【掌編】“7”を怖がる国【777字】
石矢天
“7”を怖がる国
僕は旅をしている。
世界にある様々な国を、自分の目で見て回るためだ。
304、305、306、308……。
3階、4階、5階、6階、8階……。
やっぱり“7”がない。
いわゆる忌み数というやつだ。
4が抜けている国や、13階がない国など、色々な国があるから驚くようなことではないのだが、理由が気になってしょうがない。
4は死を意味するとか。
9は苦しみを意味するとか。
13は裏切り者が座っていた席の数だとか。
こんなことを聞いたら嫌な顔をされるだろうとは思いつつも、折角ここまで旅をしてきたのだから訊かないわけにはいかない。
怒られるのも、呆れられるのも怖くはない。僕は今回の旅で成長しているのだ。
「なぜこの国では“7”が嫌われているのですか?」と訊ねると、その女性は特に嫌な顔もせずに答えてくれた。

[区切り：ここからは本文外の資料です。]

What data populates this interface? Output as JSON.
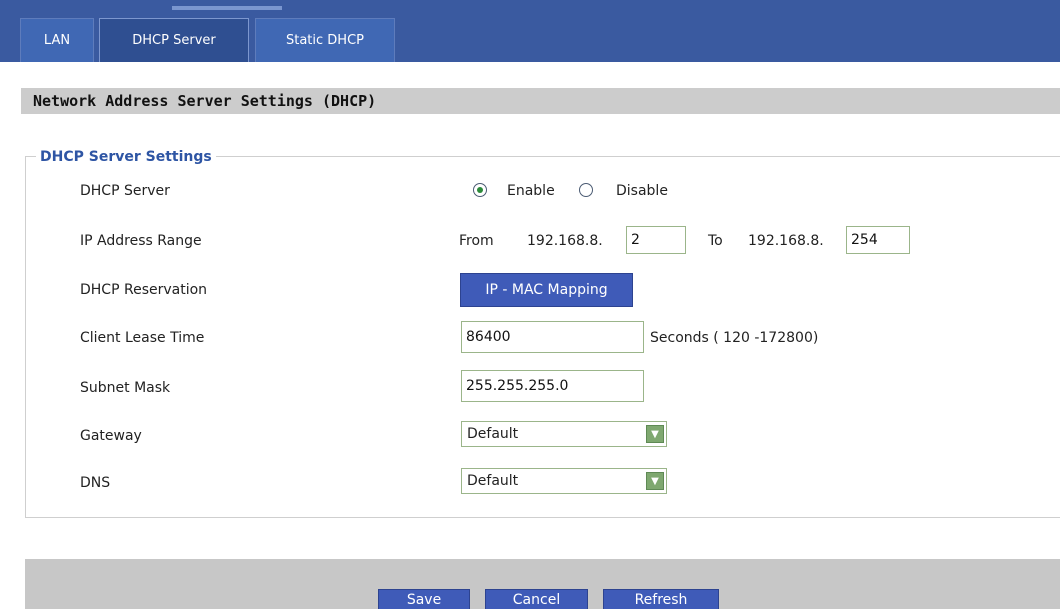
{
  "tabs": [
    {
      "label": "LAN",
      "active": false
    },
    {
      "label": "DHCP Server",
      "active": true
    },
    {
      "label": "Static DHCP",
      "active": false
    }
  ],
  "section_title": "Network Address Server Settings (DHCP)",
  "fieldset": {
    "legend": "DHCP Server Settings",
    "dhcp_server": {
      "label": "DHCP Server",
      "enable": "Enable",
      "disable": "Disable",
      "selected": "Enable"
    },
    "ip_range": {
      "label": "IP Address Range",
      "from": "From",
      "prefix_from": "192.168.8.",
      "start": "2",
      "to": "To",
      "prefix_to": "192.168.8.",
      "end": "254"
    },
    "reservation": {
      "label": "DHCP Reservation",
      "button": "IP - MAC Mapping"
    },
    "lease": {
      "label": "Client Lease Time",
      "value": "86400",
      "hint": "Seconds ( 120 -172800)"
    },
    "subnet": {
      "label": "Subnet Mask",
      "value": "255.255.255.0"
    },
    "gateway": {
      "label": "Gateway",
      "selected": "Default"
    },
    "dns": {
      "label": "DNS",
      "selected": "Default"
    }
  },
  "buttons": {
    "save": "Save",
    "cancel": "Cancel",
    "refresh": "Refresh"
  },
  "colors": {
    "tab_bar": "#3a5aa0",
    "legend_text": "#2e55a4",
    "button_blue": "#3f5bb8"
  }
}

「あれは“7”が嫌われているのではなく、形が不吉なのですよ」
一体どういうことだろう。
もしかして“7”が、過去に独裁者や侵略者が使用していたマークに似ていたりするのだろうか。
「形」
「ええ。あの犯罪的なシルエットを見て、あなたは何も思わないのですか?」
「犯罪的」
「そうですとも。あれは罪を犯す者の象徴であり、数多の被害者がいるのですよ。ああ、おぞましい、おぞましい」
はっきりと教えてくれないまま、女性は足早に去ってしまった。
結局、嫌われている理由がわからなかった。
少し歩くと背中を丸めて歩いている男がいた。
僕はもう一度訊いてみることにした。
「なぜこの国では“7”が嫌われているのですか?」
「なんだ、アンタ。もしかして旅行者かい?」
男はニヤリと笑うと右手に凶器を振り上げる。
僕はそれを見上げて「そういうことか」とつぶやいた。
男の手にあったのは、まさに“7”のシルエット。
振り下ろされる『バールのようなもの』をなんとか避けた僕は、悲鳴を上げながら、次の国を目指して逃げ出した。